Congressman Peter Welch visited an affordable housing renovation project in Burlington this afternoon to highlight his legislation (H.R. 4717) to improve the federal Low Income Housing Tax Credit (LIHTC) and stimulate the development and rehabilitation of affordable rental housing in Vermont. Welch was joined at the Bobbin Mill Apartments by Burlington Mayor Miro Weinberger and leaders from Vermont's affordable housing community.

Every Vermonter should have the peace of mind that comes with safe and affordable housing, said Welch. The Low Income Housing Tax Credit has been a critical tool in financing the development of affordable housing in Vermont and across the country. While the credit has worked well, it needs to be updated to provide more predictability to housing agencies and developers.

Last year, the Low Income Housing Tax Credit (LIHTC) spurred $23million in affordable housing financing through public-private partnerships. Since the program's enactment in 1988, LIHTC has financed 5,800 affordable apartments across the state and created 6,700 jobs. Several key provisions of the law began to expire at the end of 2013.

The lack of housing is one of Burlington's largest challenges, said Burlington Mayor Miro Weinberger. Thank you to Congressman Welch for fighting for more housing resources for Vermonters.

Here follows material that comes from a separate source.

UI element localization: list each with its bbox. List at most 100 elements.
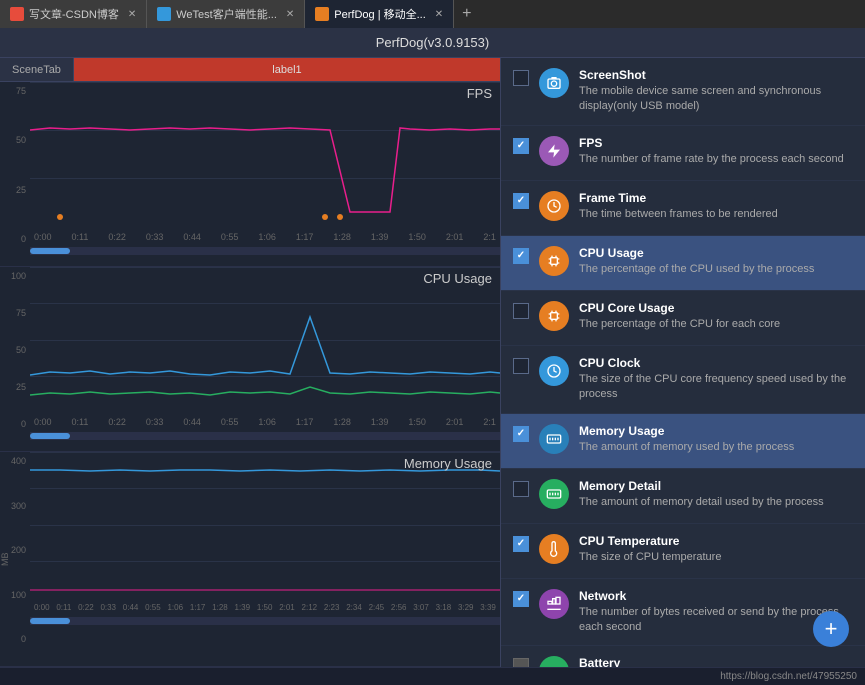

The Low Income Housing Tax Credit program is the largest affordable housing capital source we have available, said Sarah Carpenter, Executive Director of the Vermont Housing Finance Agency which administers the tax credit. Under current complex tax rules, these credits provide an estimated $23 million dollars in private equity to build and renovate affordable housing, like the Bobbin Mill Apartments. HR 4717 improves the operation of the tax credits to provide predictability to developers and investors and could provide over a 20 percent increase in the equity available for much needed housing. Any increase will reduce the strain on the other limited and diminishing housing resources. If this legislation had been in place when Bobbin Mill was completed, it would have resulted in an additional $1.4 million in tax credit equity investment and relieved pressure on city and state resources.